Maria Magdalena Campos-Pons: The Kristen Peterson Lecture
Release date: Jun. 24, 2013
Multi-disciplinary artist Maria Magdalena Campos-Pons is hailed as a leading artist of the Afro-Cuban diaspora, with work encompassing installation art, performative photography, painting and cultural activism. On March 2, 2013, she was at Saint Louis University to deliver The Kristen Peterson Distinguished Lecture in Art and Art History. Her talk, titled “Rituals and Spirituality in the Performative Photographic Work of Maria Magdalena Campos-Pons,” concerned her exploration of themes of separation, fragmentation, and memory through multiple artistic disciplines.
The day before her talk, she sat down with MOCRA Director Terrence Dempsey, S.J., and Dr. Olubukola Gbadegesin, Assistant Professor of Art History and African-American Studies at Saint Louis University. You can hear their conversation here.

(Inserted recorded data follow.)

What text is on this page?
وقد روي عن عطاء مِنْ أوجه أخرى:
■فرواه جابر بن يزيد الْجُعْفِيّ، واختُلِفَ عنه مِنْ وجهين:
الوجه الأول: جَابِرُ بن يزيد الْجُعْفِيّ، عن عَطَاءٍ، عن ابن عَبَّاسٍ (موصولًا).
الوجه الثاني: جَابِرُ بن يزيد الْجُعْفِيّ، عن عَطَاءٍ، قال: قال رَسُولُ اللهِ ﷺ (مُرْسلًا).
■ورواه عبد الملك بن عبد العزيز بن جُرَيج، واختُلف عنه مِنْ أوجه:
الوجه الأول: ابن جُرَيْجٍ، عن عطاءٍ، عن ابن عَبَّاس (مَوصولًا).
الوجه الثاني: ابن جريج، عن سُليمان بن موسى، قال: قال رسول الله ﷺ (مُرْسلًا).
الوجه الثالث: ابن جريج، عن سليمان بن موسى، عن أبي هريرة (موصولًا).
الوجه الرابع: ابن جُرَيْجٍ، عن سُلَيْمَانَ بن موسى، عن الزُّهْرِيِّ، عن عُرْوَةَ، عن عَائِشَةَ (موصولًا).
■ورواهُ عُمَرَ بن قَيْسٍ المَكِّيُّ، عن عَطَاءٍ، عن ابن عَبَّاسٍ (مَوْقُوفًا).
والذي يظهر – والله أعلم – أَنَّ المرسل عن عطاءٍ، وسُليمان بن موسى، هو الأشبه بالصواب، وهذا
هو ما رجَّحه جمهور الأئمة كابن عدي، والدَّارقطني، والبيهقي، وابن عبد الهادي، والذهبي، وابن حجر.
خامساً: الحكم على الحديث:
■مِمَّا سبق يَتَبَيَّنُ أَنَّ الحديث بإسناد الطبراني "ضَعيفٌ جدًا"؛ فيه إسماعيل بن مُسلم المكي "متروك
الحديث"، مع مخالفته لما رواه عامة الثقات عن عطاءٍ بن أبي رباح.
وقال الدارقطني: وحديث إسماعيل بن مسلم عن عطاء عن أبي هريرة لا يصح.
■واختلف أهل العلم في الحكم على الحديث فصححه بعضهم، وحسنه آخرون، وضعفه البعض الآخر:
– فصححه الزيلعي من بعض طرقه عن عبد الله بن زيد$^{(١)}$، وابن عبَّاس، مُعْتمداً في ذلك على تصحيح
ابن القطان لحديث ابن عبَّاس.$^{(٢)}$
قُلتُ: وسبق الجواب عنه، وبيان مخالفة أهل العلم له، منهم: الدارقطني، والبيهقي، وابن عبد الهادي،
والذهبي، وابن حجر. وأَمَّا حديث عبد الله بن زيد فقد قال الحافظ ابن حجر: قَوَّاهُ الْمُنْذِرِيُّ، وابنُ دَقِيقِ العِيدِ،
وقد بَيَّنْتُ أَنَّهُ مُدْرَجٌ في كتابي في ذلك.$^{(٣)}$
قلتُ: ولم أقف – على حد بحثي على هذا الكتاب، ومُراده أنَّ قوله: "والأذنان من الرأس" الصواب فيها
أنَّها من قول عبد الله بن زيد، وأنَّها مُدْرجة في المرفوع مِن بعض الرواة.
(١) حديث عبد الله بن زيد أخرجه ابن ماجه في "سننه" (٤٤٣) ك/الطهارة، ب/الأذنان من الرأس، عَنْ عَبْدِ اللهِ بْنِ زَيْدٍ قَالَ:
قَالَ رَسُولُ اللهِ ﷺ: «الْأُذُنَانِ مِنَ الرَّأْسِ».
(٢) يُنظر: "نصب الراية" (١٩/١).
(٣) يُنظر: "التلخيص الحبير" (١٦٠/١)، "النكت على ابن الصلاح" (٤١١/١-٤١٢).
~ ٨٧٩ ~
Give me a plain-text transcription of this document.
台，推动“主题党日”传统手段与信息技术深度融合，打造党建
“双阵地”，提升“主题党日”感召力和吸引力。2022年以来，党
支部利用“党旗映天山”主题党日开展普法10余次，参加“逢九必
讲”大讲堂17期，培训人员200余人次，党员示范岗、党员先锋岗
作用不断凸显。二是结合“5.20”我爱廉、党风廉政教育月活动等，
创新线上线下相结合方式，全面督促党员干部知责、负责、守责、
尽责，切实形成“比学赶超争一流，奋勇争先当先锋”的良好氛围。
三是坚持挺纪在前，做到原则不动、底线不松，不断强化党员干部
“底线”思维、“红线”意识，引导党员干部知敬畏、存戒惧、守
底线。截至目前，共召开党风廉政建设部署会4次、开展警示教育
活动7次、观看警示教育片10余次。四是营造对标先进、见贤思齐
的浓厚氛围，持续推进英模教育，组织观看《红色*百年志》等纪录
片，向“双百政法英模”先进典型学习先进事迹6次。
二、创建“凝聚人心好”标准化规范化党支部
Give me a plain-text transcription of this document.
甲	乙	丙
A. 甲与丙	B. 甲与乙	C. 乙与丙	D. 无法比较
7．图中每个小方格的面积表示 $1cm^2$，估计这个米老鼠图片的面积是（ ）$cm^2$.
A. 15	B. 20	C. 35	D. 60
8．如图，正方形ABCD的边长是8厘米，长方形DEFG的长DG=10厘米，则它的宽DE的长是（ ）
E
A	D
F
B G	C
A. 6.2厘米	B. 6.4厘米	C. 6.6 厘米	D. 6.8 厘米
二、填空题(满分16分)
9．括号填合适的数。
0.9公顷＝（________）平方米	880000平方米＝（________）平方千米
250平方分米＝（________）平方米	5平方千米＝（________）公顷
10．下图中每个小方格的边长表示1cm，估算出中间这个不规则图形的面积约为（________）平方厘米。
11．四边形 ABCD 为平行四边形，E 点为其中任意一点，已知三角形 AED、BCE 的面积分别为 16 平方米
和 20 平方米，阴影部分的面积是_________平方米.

Note: The audio quality is somewhat impaired from the 2-minute mark to the 7-minute mark. In her ritual invocation, Campos-Pons speaks the name of a relative, followed by, “Are you with me?”
Related Exhibition
Rito, Espejo y Ojo / Ritual, Mirror and Eye
Related Episodes
Episode 7: Maria Magdalena Campos-Pons
Episode 23: Martha Schneider
Credits
Producer: David Brinker
Videography and editing: Tangent Mind, LLC
Background
Maria Magdalena Campos-Pons was born in Matanzas, Cuba, and trained at the National School of Art and the Superior Institute of Art (ISA) in Havana. In the 1980s she studied at the Massachusetts College of Art in Boston. She has lived and worked in Boston since 1991 and has exhibited globally in venues such as the Johannesburg Biennial, the Dak’Art Biennial in Dakar, Senegal, the Guangzhou Triennial in China, and the Venice Biennale. In 2006 the Indianapolis Museum of Art presented a 20-year retrospective of Campos-Pons' work. Her art is found in important public and private collections, including the Museum of Modern Art, The Whitney Museum of American Art, the Polaroid Collection, the Museum of Fine Arts (Boston), and The Victoria and Albert Museum, as well as the MOCRA collection. Campos-Pons received Boston’s Woman of Courage Award in 2011 and the Woman of Color Award in 2012. She taught at the School of the Museum of Fine Arts in Boston, and is presently Cornelius Vanderbilt Endowed Chair of Fine Arts at Vanderbilt University.
Campos-Pons works in a variety of media, including photography, painting, sculpture, and performance video. Recurring themes in her work include maintaining ties with the people and land from which she comes, the special character and role of women's discourse in society, and the nature of family communication. Many of her works are autobiographical-some are expressions of absence, loss and dislocation, but they also convey a deep appreciation for the resilience of her unique Afro-Cuban heritage. MOCRA first exhibited work by Campos-Pons in the 2004 exhibition Rito, Espejo y Ojo / Ritual, Mirror and Eye. Since then several of her works have entered MOCRA’s collection.